Cerrados los negocios, Chaves tuvo que ponerse a trabajar como empleada de terceros. “En la escala de nuestra clase social, eso es descender en el panorama económico. Así que ha sido como esperábamos, como comentamos en las otras dos entrevistas. Lo que no esperábamos era que una pandemia agravara aún más todo un escenario perverso, un escenario de inhumanidad por el que ha pasado Manaos”.

La socióloga detalla con los ojos llenos de lágrimas el brutal impacto en su familia de la pandemia, el colapso de los hospitales y la falta de oxígeno. Perdió a su padre en enero pasado por complicaciones post-covid. “Nuestra familia se vio directamente afectada. Lo que es más absurdo es este discurso que puso los valores cristianos por encima de todo y de todos. Mi padre debía haber sido vacunado en noviembre de 2019. Pero Bolsonaro decidió discutir su parte en los (supuestos) sobornos (en la compra de vacunas) en lugar de participar en la comisión de la OMS (Organización Mundial de la Salud) para discutir la vacuna, es el Gobierno más corrupto e inhumano que existe “, dice.

La catastrófica escasez de oxígeno por la falta de reacción gubernamental, que causó muertes en hospitales, también les afectó. “Para el tratamiento de mi padre, pudimos alquilar todo el equipo, incluida la asistencia médica. Mi madre vive frente al Hospital 28 de Agosto, desde la habitación de mi padre en casa, ella veía las carreras de la gente para conseguir un cilindro de oxígeno, era surrealista, aterrador, la gente lloraba, rezaba “, explica con lágrimas en los ojos.

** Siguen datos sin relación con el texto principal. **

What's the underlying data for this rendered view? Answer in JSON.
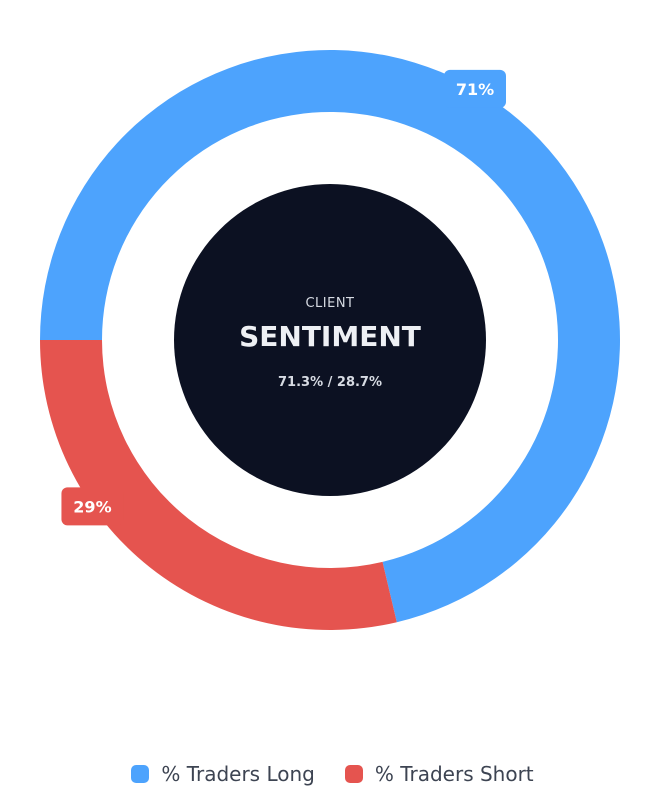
{
  "chart_data": {
    "type": "pie",
    "categories": [
      "% Traders Long",
      "% Traders Short"
    ],
    "values": [
      71.3,
      28.7
    ],
    "slice_labels": [
      "71%",
      "29%"
    ],
    "colors": [
      "#4da3fd",
      "#e5544f"
    ],
    "legend_position": "bottom",
    "donut": true
  },
  "center": {
    "subtitle": "CLIENT",
    "title": "SENTIMENT",
    "ratio": "71.3% / 28.7%",
    "background": "#0c1122"
  },
  "legend": {
    "items": [
      {
        "label": "% Traders Long",
        "color": "#4da3fd"
      },
      {
        "label": "% Traders Short",
        "color": "#e5544f"
      }
    ]
  }
}
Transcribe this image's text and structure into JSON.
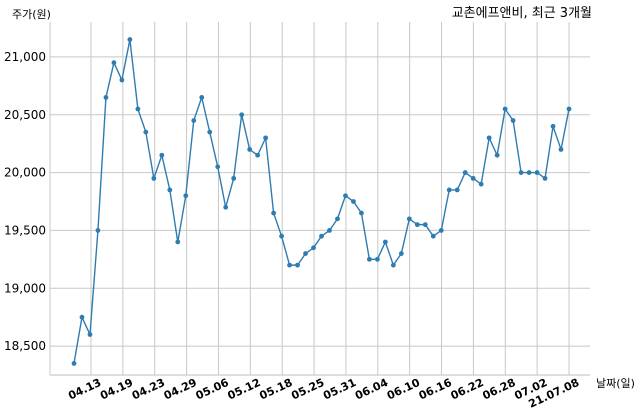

Dice que incompetencia. también mata.

A esta empresaria también le preocupa la deforestación de Amazonia, que alcanza récords, porque, además de la tala ilegal de árboles, supone “abrir un camino para todo lo que es ilegal, la minería ilegal, el acaparamiento de tierras, el asesinato de trabajadores rurales, el tráfico de armas y la invasión de tierras indígenas, ha abierto las puertas de par en par”.

Si pueden, el año que viene harán campaña contra una reelección de Bolsonaro. Ambos pretenden votar por Lula da Silva como presidente de la República. “Es como el asunto de la vacuna, te pones la que hay, pero si es Lula, mejor”, sostiene Chaves.